Logo seu abraço começou a ficar mais quente e percebi que seu tempo comigo estava acabando, bem na hora em que meu coração começara a ser tocado.

- Conte pra ela - Uma voz feminina vinda de trás dele sugeriu e dando uma segunda olhada notei que era minha mãe, como não a vi antes? Não faço ideia.

- Ah é mesmo, quase esqueci - Segredou levantando o óculos para que eu desse um último vislumbre em seus olhos caramelos - Estava planejando te dar um presente único esse Natal, suponho que estejamos próximos ao dia, não?

Afirmei com a cabeça ainda em choque por ver a beleza da dama que ali se encontrava.

- Está na minha gaveta, boa sorte!

E antes que eu tivesse chances de responder ele beijou minha testa e minha mãe foi até mim abraçar-me por trás. Quando acordei ainda sentia o calor de ambos, então peguei um casaco e dirigi até a casa de Ward. Revirei as gavetas ignorando meu TOC até encontrar uma sacola preta que continha um caderno de espirais.

O abri e vi que a capa estava letrada com a frase "O Caminho até Você", continuei folheando o primeiro capítulo que é o mesmo que inicia esse livro. Porém ele parava aí, o piloto da RFB não teve oportunidades para terminar de escrever nossa história, todavia eu tinha.

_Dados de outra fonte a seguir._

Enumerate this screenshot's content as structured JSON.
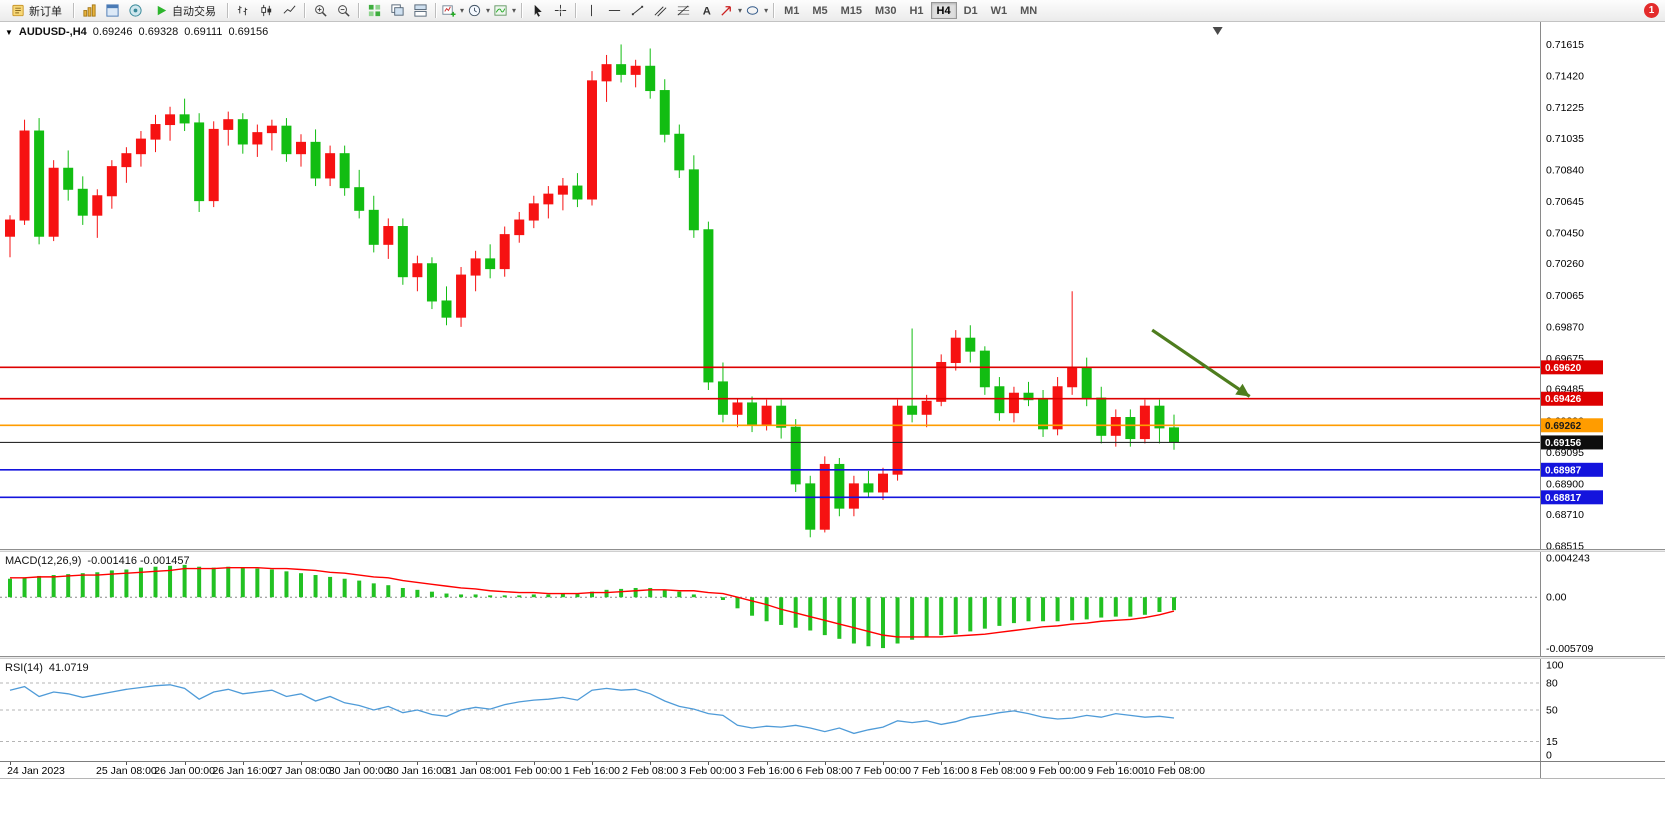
{
  "toolbar": {
    "new_order_label": "新订单",
    "autotrading_label": "自动交易",
    "timeframes": [
      "M1",
      "M5",
      "M15",
      "M30",
      "H1",
      "H4",
      "D1",
      "W1",
      "MN"
    ],
    "active_timeframe": "H4",
    "notification_badge": "1",
    "dropdown_caret": "▾"
  },
  "chart_header": {
    "collapse_icon": "▼",
    "title": "AUDUSD-,H4",
    "open": "0.69246",
    "high": "0.69328",
    "low": "0.69111",
    "close": "0.69156"
  },
  "chart_data": {
    "type": "candlestick",
    "symbol": "AUDUSD-",
    "timeframe": "H4",
    "colors": {
      "up": "#f61212",
      "down": "#12bd12",
      "macd_hist": "#22c122",
      "macd_signal": "#ff0000",
      "rsi_line": "#4f9bd8"
    },
    "ylim": [
      0.6851,
      0.7163
    ],
    "price_axis": [
      "0.71615",
      "0.71420",
      "0.71225",
      "0.71035",
      "0.70840",
      "0.70645",
      "0.70450",
      "0.70260",
      "0.70065",
      "0.69870",
      "0.69675",
      "0.69485",
      "0.69290",
      "0.69095",
      "0.68900",
      "0.68710",
      "0.68515"
    ],
    "candles": [
      [
        0.7043,
        0.7056,
        0.703,
        0.7053
      ],
      [
        0.7053,
        0.7115,
        0.705,
        0.7108
      ],
      [
        0.7108,
        0.7116,
        0.7038,
        0.7043
      ],
      [
        0.7043,
        0.709,
        0.704,
        0.7085
      ],
      [
        0.7085,
        0.7096,
        0.7065,
        0.7072
      ],
      [
        0.7072,
        0.708,
        0.705,
        0.7056
      ],
      [
        0.7056,
        0.7072,
        0.7042,
        0.7068
      ],
      [
        0.7068,
        0.709,
        0.706,
        0.7086
      ],
      [
        0.7086,
        0.7098,
        0.7076,
        0.7094
      ],
      [
        0.7094,
        0.7108,
        0.7086,
        0.7103
      ],
      [
        0.7103,
        0.7118,
        0.7095,
        0.7112
      ],
      [
        0.7112,
        0.7123,
        0.7102,
        0.7118
      ],
      [
        0.7118,
        0.7128,
        0.7108,
        0.7113
      ],
      [
        0.7113,
        0.7119,
        0.7058,
        0.7065
      ],
      [
        0.7065,
        0.7114,
        0.7061,
        0.7109
      ],
      [
        0.7109,
        0.712,
        0.7099,
        0.7115
      ],
      [
        0.7115,
        0.7119,
        0.7094,
        0.71
      ],
      [
        0.71,
        0.7112,
        0.7092,
        0.7107
      ],
      [
        0.7107,
        0.7115,
        0.7096,
        0.7111
      ],
      [
        0.7111,
        0.7116,
        0.7089,
        0.7094
      ],
      [
        0.7094,
        0.7106,
        0.7086,
        0.7101
      ],
      [
        0.7101,
        0.7109,
        0.7074,
        0.7079
      ],
      [
        0.7079,
        0.7099,
        0.7074,
        0.7094
      ],
      [
        0.7094,
        0.7099,
        0.7068,
        0.7073
      ],
      [
        0.7073,
        0.7084,
        0.7054,
        0.7059
      ],
      [
        0.7059,
        0.7068,
        0.7033,
        0.7038
      ],
      [
        0.7038,
        0.7054,
        0.7029,
        0.7049
      ],
      [
        0.7049,
        0.7054,
        0.7013,
        0.7018
      ],
      [
        0.7018,
        0.7031,
        0.7009,
        0.7026
      ],
      [
        0.7026,
        0.703,
        0.6998,
        0.7003
      ],
      [
        0.7003,
        0.7012,
        0.6988,
        0.6993
      ],
      [
        0.6993,
        0.7024,
        0.6987,
        0.7019
      ],
      [
        0.7019,
        0.7034,
        0.7009,
        0.7029
      ],
      [
        0.7029,
        0.7038,
        0.7017,
        0.7023
      ],
      [
        0.7023,
        0.7049,
        0.7018,
        0.7044
      ],
      [
        0.7044,
        0.7058,
        0.7039,
        0.7053
      ],
      [
        0.7053,
        0.7068,
        0.7048,
        0.7063
      ],
      [
        0.7063,
        0.7074,
        0.7054,
        0.7069
      ],
      [
        0.7069,
        0.7079,
        0.7059,
        0.7074
      ],
      [
        0.7074,
        0.7082,
        0.7061,
        0.7066
      ],
      [
        0.7066,
        0.7145,
        0.7062,
        0.7139
      ],
      [
        0.7139,
        0.7155,
        0.7126,
        0.7149
      ],
      [
        0.7149,
        0.71615,
        0.7138,
        0.7143
      ],
      [
        0.7143,
        0.7152,
        0.7135,
        0.7148
      ],
      [
        0.7148,
        0.7159,
        0.7128,
        0.7133
      ],
      [
        0.7133,
        0.714,
        0.7101,
        0.7106
      ],
      [
        0.7106,
        0.7112,
        0.7079,
        0.7084
      ],
      [
        0.7084,
        0.7093,
        0.7042,
        0.7047
      ],
      [
        0.7047,
        0.7052,
        0.6948,
        0.6953
      ],
      [
        0.6953,
        0.6965,
        0.6928,
        0.6933
      ],
      [
        0.6933,
        0.6943,
        0.6925,
        0.694
      ],
      [
        0.694,
        0.6944,
        0.6922,
        0.6927
      ],
      [
        0.6927,
        0.6942,
        0.6923,
        0.6938
      ],
      [
        0.6938,
        0.6942,
        0.6918,
        0.6925
      ],
      [
        0.6925,
        0.693,
        0.6885,
        0.689
      ],
      [
        0.689,
        0.6895,
        0.6857,
        0.6862
      ],
      [
        0.6862,
        0.6907,
        0.686,
        0.6902
      ],
      [
        0.6902,
        0.6906,
        0.687,
        0.6875
      ],
      [
        0.6875,
        0.6895,
        0.687,
        0.689
      ],
      [
        0.689,
        0.6898,
        0.6882,
        0.6885
      ],
      [
        0.6885,
        0.69,
        0.688,
        0.6896
      ],
      [
        0.6896,
        0.6942,
        0.6892,
        0.6938
      ],
      [
        0.6938,
        0.6986,
        0.6928,
        0.6933
      ],
      [
        0.6933,
        0.6945,
        0.6925,
        0.6941
      ],
      [
        0.6941,
        0.697,
        0.6938,
        0.6965
      ],
      [
        0.6965,
        0.6985,
        0.696,
        0.698
      ],
      [
        0.698,
        0.6988,
        0.6965,
        0.6972
      ],
      [
        0.6972,
        0.6975,
        0.6945,
        0.695
      ],
      [
        0.695,
        0.6956,
        0.6929,
        0.6934
      ],
      [
        0.6934,
        0.695,
        0.6928,
        0.6946
      ],
      [
        0.6946,
        0.6953,
        0.6938,
        0.6942
      ],
      [
        0.6942,
        0.6948,
        0.6919,
        0.6924
      ],
      [
        0.6924,
        0.6956,
        0.692,
        0.695
      ],
      [
        0.695,
        0.7009,
        0.6945,
        0.6962
      ],
      [
        0.6962,
        0.6968,
        0.6938,
        0.6943
      ],
      [
        0.6943,
        0.695,
        0.6915,
        0.692
      ],
      [
        0.692,
        0.6936,
        0.6913,
        0.6931
      ],
      [
        0.6931,
        0.6936,
        0.6913,
        0.6918
      ],
      [
        0.6918,
        0.6942,
        0.6915,
        0.6938
      ],
      [
        0.6938,
        0.6942,
        0.6915,
        0.69246
      ],
      [
        0.69246,
        0.69328,
        0.69111,
        0.69156
      ]
    ],
    "hlines": [
      {
        "price": 0.6962,
        "label": "0.69620",
        "color": "#dd0000",
        "tag_bg": "#dd0000",
        "tag_fg": "#ffffff",
        "width": 1.6
      },
      {
        "price": 0.69426,
        "label": "0.69426",
        "color": "#dd0000",
        "tag_bg": "#dd0000",
        "tag_fg": "#ffffff",
        "width": 1.6
      },
      {
        "price": 0.69262,
        "label": "0.69262",
        "color": "#ff9c00",
        "tag_bg": "#ff9c00",
        "tag_fg": "#1a1a1a",
        "width": 1.6
      },
      {
        "price": 0.69156,
        "label": "0.69156",
        "color": "#2b2b2b",
        "tag_bg": "#0d0d0d",
        "tag_fg": "#ffffff",
        "width": 1.2
      },
      {
        "price": 0.68987,
        "label": "0.68987",
        "color": "#1414dd",
        "tag_bg": "#1414dd",
        "tag_fg": "#ffffff",
        "width": 1.6
      },
      {
        "price": 0.68817,
        "label": "0.68817",
        "color": "#1414dd",
        "tag_bg": "#1414dd",
        "tag_fg": "#ffffff",
        "width": 1.6
      }
    ],
    "arrow": {
      "from_bar": 78.5,
      "from_price": 0.6985,
      "to_bar": 85.2,
      "to_price": 0.6944,
      "color": "#4e7d1e"
    },
    "shift_marker_bar": 83,
    "time_labels": [
      {
        "index": 0,
        "text": "24 Jan 2023"
      },
      {
        "index": 8,
        "text": "25 Jan 08:00"
      },
      {
        "index": 12,
        "text": "26 Jan 00:00"
      },
      {
        "index": 16,
        "text": "26 Jan 16:00"
      },
      {
        "index": 20,
        "text": "27 Jan 08:00"
      },
      {
        "index": 24,
        "text": "30 Jan 00:00"
      },
      {
        "index": 28,
        "text": "30 Jan 16:00"
      },
      {
        "index": 32,
        "text": "31 Jan 08:00"
      },
      {
        "index": 36,
        "text": "1 Feb 00:00"
      },
      {
        "index": 40,
        "text": "1 Feb 16:00"
      },
      {
        "index": 44,
        "text": "2 Feb 08:00"
      },
      {
        "index": 48,
        "text": "3 Feb 00:00"
      },
      {
        "index": 52,
        "text": "3 Feb 16:00"
      },
      {
        "index": 56,
        "text": "6 Feb 08:00"
      },
      {
        "index": 60,
        "text": "7 Feb 00:00"
      },
      {
        "index": 64,
        "text": "7 Feb 16:00"
      },
      {
        "index": 68,
        "text": "8 Feb 08:00"
      },
      {
        "index": 72,
        "text": "9 Feb 00:00"
      },
      {
        "index": 76,
        "text": "9 Feb 16:00"
      },
      {
        "index": 80,
        "text": "10 Feb 08:00"
      }
    ],
    "macd": {
      "label": "MACD(12,26,9)",
      "values_text": "-0.001416 -0.001457",
      "axis": [
        "0.004243",
        "0.00",
        "-0.005709"
      ],
      "ylim": [
        -0.005709,
        0.004243
      ],
      "hist": [
        0.002,
        0.0021,
        0.0023,
        0.0024,
        0.0025,
        0.0026,
        0.0027,
        0.0029,
        0.003,
        0.0032,
        0.0033,
        0.0034,
        0.0035,
        0.0033,
        0.0032,
        0.0033,
        0.0032,
        0.0031,
        0.003,
        0.0028,
        0.0026,
        0.0024,
        0.0022,
        0.002,
        0.0018,
        0.0015,
        0.0013,
        0.001,
        0.0008,
        0.0006,
        0.0004,
        0.0003,
        0.0003,
        0.0002,
        0.0002,
        0.0002,
        0.0003,
        0.0003,
        0.0004,
        0.0004,
        0.0006,
        0.0008,
        0.0009,
        0.001,
        0.001,
        0.0008,
        0.0006,
        0.0003,
        0.0,
        -0.0003,
        -0.0012,
        -0.002,
        -0.0026,
        -0.003,
        -0.0033,
        -0.0036,
        -0.0041,
        -0.0045,
        -0.005,
        -0.0053,
        -0.0055,
        -0.005,
        -0.0046,
        -0.0043,
        -0.0041,
        -0.004,
        -0.0037,
        -0.0034,
        -0.0031,
        -0.0028,
        -0.0026,
        -0.0026,
        -0.0026,
        -0.0025,
        -0.0024,
        -0.0022,
        -0.0021,
        -0.0021,
        -0.0019,
        -0.0016,
        -0.0014
      ],
      "signal": [
        0.0021,
        0.0021,
        0.0022,
        0.0022,
        0.0023,
        0.0024,
        0.0024,
        0.0025,
        0.0026,
        0.0027,
        0.0028,
        0.0029,
        0.0031,
        0.0031,
        0.0031,
        0.0032,
        0.0032,
        0.0032,
        0.0031,
        0.0031,
        0.003,
        0.0029,
        0.0027,
        0.0026,
        0.0024,
        0.0022,
        0.0021,
        0.0018,
        0.0016,
        0.0014,
        0.0012,
        0.001,
        0.0009,
        0.0007,
        0.0006,
        0.0005,
        0.0005,
        0.0004,
        0.0004,
        0.0004,
        0.0005,
        0.0005,
        0.0006,
        0.0007,
        0.0008,
        0.0008,
        0.0007,
        0.0007,
        0.0005,
        0.0004,
        0.0,
        -0.0004,
        -0.0008,
        -0.0013,
        -0.0017,
        -0.0021,
        -0.0025,
        -0.0029,
        -0.0033,
        -0.0037,
        -0.0041,
        -0.0043,
        -0.0043,
        -0.0043,
        -0.0043,
        -0.0042,
        -0.0041,
        -0.004,
        -0.0038,
        -0.0036,
        -0.0034,
        -0.0032,
        -0.0031,
        -0.0029,
        -0.0028,
        -0.0026,
        -0.0025,
        -0.0024,
        -0.0022,
        -0.0019,
        -0.0015
      ]
    },
    "rsi": {
      "label": "RSI(14)",
      "value_text": "41.0719",
      "axis": [
        "100",
        "80",
        "50",
        "15",
        "0"
      ],
      "levels": [
        80,
        50,
        15
      ],
      "ylim": [
        0,
        100
      ],
      "values": [
        72,
        76,
        65,
        70,
        68,
        64,
        67,
        70,
        73,
        75,
        77,
        78,
        74,
        62,
        70,
        73,
        68,
        70,
        72,
        65,
        68,
        60,
        65,
        58,
        55,
        50,
        54,
        47,
        50,
        45,
        43,
        50,
        53,
        51,
        56,
        59,
        61,
        62,
        64,
        61,
        72,
        74,
        72,
        73,
        68,
        60,
        54,
        51,
        46,
        44,
        33,
        30,
        32,
        31,
        33,
        30,
        26,
        30,
        24,
        28,
        31,
        38,
        36,
        38,
        34,
        37,
        42,
        44,
        47,
        49,
        46,
        42,
        40,
        41,
        44,
        42,
        46,
        44,
        42,
        43,
        41.07
      ]
    }
  }
}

Era meu dever contar ao mundo a grande pessoa que ele foi, o poder que tinha para mudar os outros e seu jeitinho particularmente irritante. Terminando de ler seus escritos em letra infantil não contive as lágrimas nem a vontade de seguir seu legado.

Assim tomei coragem e esvaziei o guarda roupa dividindo os pertences em caixas de doações e outras para levar à mãe dele, passei umas cinco horas fazendo isso e quando terminei rotulei todas para que a equipe que buscasse tivesse um trabalho facilitado. Por fim peguei meu óculos de estrela e o de coração pertencente à Ward Carter e fui embora.

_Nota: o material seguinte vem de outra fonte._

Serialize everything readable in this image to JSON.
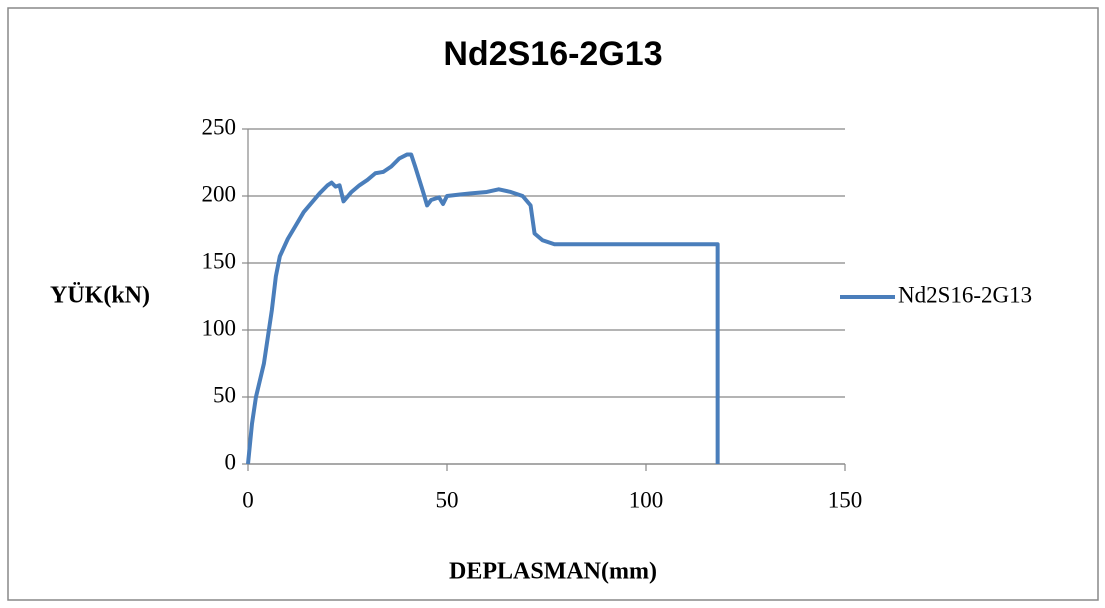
{
  "chart_data": {
    "type": "line",
    "title": "Nd2S16-2G13",
    "x_label": "DEPLASMAN(mm)",
    "y_label": "YÜK(kN)",
    "xlim": [
      0,
      150
    ],
    "xticks": [
      0,
      50,
      100,
      150
    ],
    "ylim": [
      0,
      250
    ],
    "yticks": [
      0,
      50,
      100,
      150,
      200,
      250
    ],
    "grid": true,
    "legend": "right",
    "series": [
      {
        "name": "Nd2S16-2G13",
        "color": "#4a7ebb",
        "x": [
          0,
          1,
          2,
          4,
          5,
          6,
          7,
          8,
          10,
          12,
          14,
          16,
          18,
          20,
          21,
          22,
          23,
          24,
          26,
          28,
          30,
          32,
          34,
          36,
          38,
          40,
          41,
          42,
          44,
          45,
          46,
          48,
          49,
          50,
          53,
          56,
          60,
          63,
          66,
          69,
          71,
          72,
          74,
          77,
          90,
          118,
          118
        ],
        "values": [
          0,
          30,
          50,
          75,
          95,
          115,
          140,
          155,
          168,
          178,
          188,
          195,
          202,
          208,
          210,
          207,
          208,
          196,
          203,
          208,
          212,
          217,
          218,
          222,
          228,
          231,
          231,
          222,
          203,
          193,
          197,
          199,
          194,
          200,
          201,
          202,
          203,
          205,
          203,
          200,
          193,
          172,
          167,
          164,
          164,
          164,
          0
        ]
      }
    ]
  }
}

Dirigi o carro até meu apartamento e arrumei uma mala de viagem a fim de ir à cidade onde meu namorado foi criado escrever esse livro. Mas antes de partir vi Liliam e agradeci por ter me dado uma bronca na noite anterior, infelizmente ela disse não lembrar de nada e que passou a madrugada inteira dormindo.

Chegando no interior aluguei uma cabana na parte mais isolada, o que mais tarde descobri que também significava mais fria da região. Contudo temo que tenha sido o melhor refujo para esse processo, pois sempre que queria podia andar até o lugar onde observei as estrelas com ele e descobri que estava diante do amor da minha vida.

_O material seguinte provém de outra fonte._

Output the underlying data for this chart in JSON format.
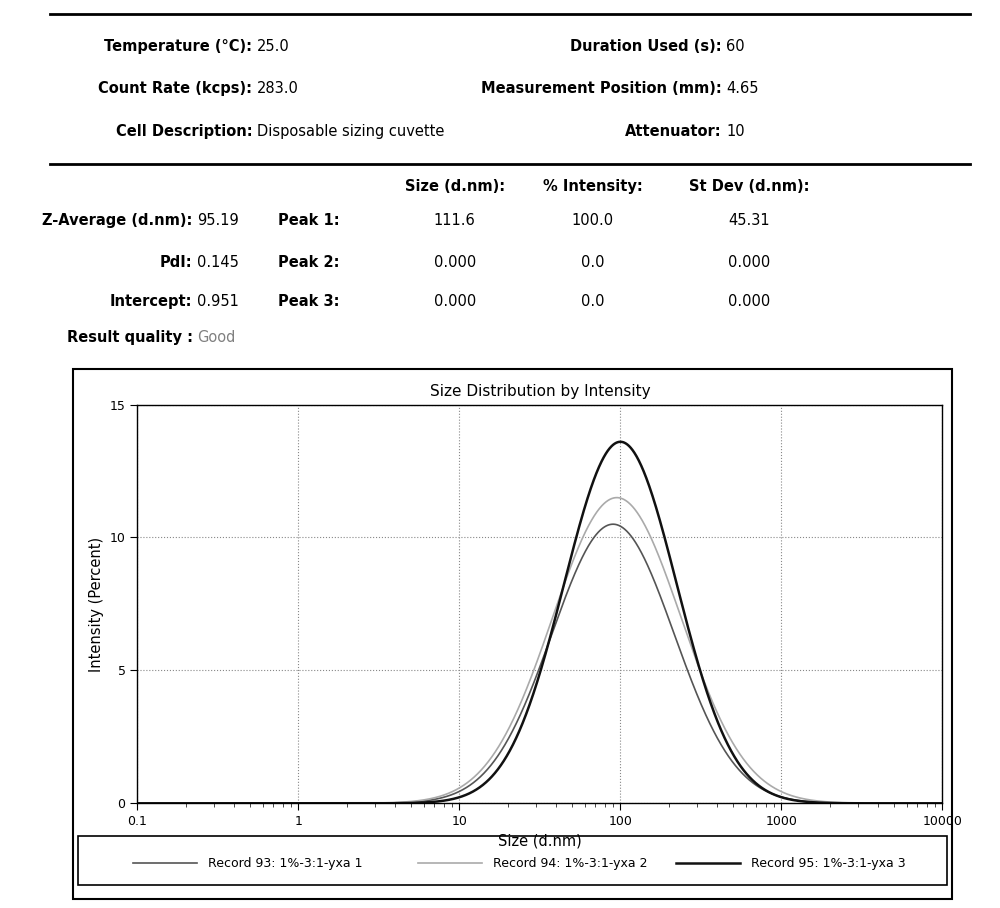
{
  "title": "Size Distribution by Intensity",
  "xlabel": "Size (d.nm)",
  "ylabel": "Intensity (Percent)",
  "ylim": [
    0,
    15
  ],
  "yticks": [
    0,
    5,
    10,
    15
  ],
  "xtick_labels": [
    "0.1",
    "1",
    "10",
    "100",
    "1000",
    "10000"
  ],
  "xtick_values": [
    0.1,
    1,
    10,
    100,
    1000,
    10000
  ],
  "left_header": [
    [
      "Temperature (°C):",
      "25.0"
    ],
    [
      "Count Rate (kcps):",
      "283.0"
    ],
    [
      "Cell Description:",
      "Disposable sizing cuvette"
    ]
  ],
  "right_header": [
    [
      "Duration Used (s):",
      "60"
    ],
    [
      "Measurement Position (mm):",
      "4.65"
    ],
    [
      "Attenuator:",
      "10"
    ]
  ],
  "left_table": [
    [
      "Z-Average (d.nm):",
      "95.19"
    ],
    [
      "PdI:",
      "0.145"
    ],
    [
      "Intercept:",
      "0.951"
    ],
    [
      "Result quality :",
      "Good"
    ]
  ],
  "result_quality_color": "#808080",
  "col_headers": [
    "Size (d.nm):",
    "% Intensity:",
    "St Dev (d.nm):"
  ],
  "peaks": [
    [
      "Peak 1:",
      "111.6",
      "100.0",
      "45.31"
    ],
    [
      "Peak 2:",
      "0.000",
      "0.0",
      "0.000"
    ],
    [
      "Peak 3:",
      "0.000",
      "0.0",
      "0.000"
    ]
  ],
  "records": [
    {
      "label": "Record 93: 1%-3:1-yxa 1",
      "color": "#555555",
      "linewidth": 1.2,
      "peak": 90,
      "sigma": 0.38,
      "height": 10.5
    },
    {
      "label": "Record 94: 1%-3:1-yxa 2",
      "color": "#aaaaaa",
      "linewidth": 1.2,
      "peak": 95,
      "sigma": 0.4,
      "height": 11.5
    },
    {
      "label": "Record 95: 1%-3:1-yxa 3",
      "color": "#111111",
      "linewidth": 1.8,
      "peak": 100,
      "sigma": 0.35,
      "height": 13.6
    }
  ],
  "background_color": "#ffffff",
  "grid_color": "#888888",
  "grid_style": ":"
}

Eu sei que esse romance pode ter te deixado um pouco chateado, meu caro leitor. Mas eu tive meus motivos para narra-ló e agora vislumbrando o céu que outrora estava estrelado, lhes dou os cinco maiores ensinamentos que o piloto me deixou:

1. Se você encontrar uma pessoa que use óculos escuros em formato de coração tome cuidado! Ouvi dizer que esse tipo adora brincar com nossos sentimentos.

2. Viva como se o mundo fosse acabar amanhã, entre em chafarizes, voe e seja livre. Somos efêmeros de mais para nos limitarmos!

3. Caso você encontre um caminho nas estrelas que valha a pena persistir, jamais desista dele facilmente.

4. Nunca abandone seus sonhos, se você assim como eu se prendia às amarras da sanidade saiba que podemos fazer o que quisermos.

5. Acho que essa na verdade é a mais importante, então lá vai: Ame e diga que o faça, porque um "eu te amo" em vida vale mil vezes um em morte. E creio que essa seja a razão pela qual me culpo todos os dias, espero que Ward me perdoe, gostaria de ter dito meus sentimentos a ele antes de tudo acontecer.

E aqui acabamos, espero que essa história tenha te ajudado em algum momento... Ah quase esqueci de contar sobre minhas possibilidades pro ano que vem, correrei na Fórmula 1. Mas não se preocupe, eu prometo honrar o legado do Raio da RFB, afinal sou a Catherine Turner dele.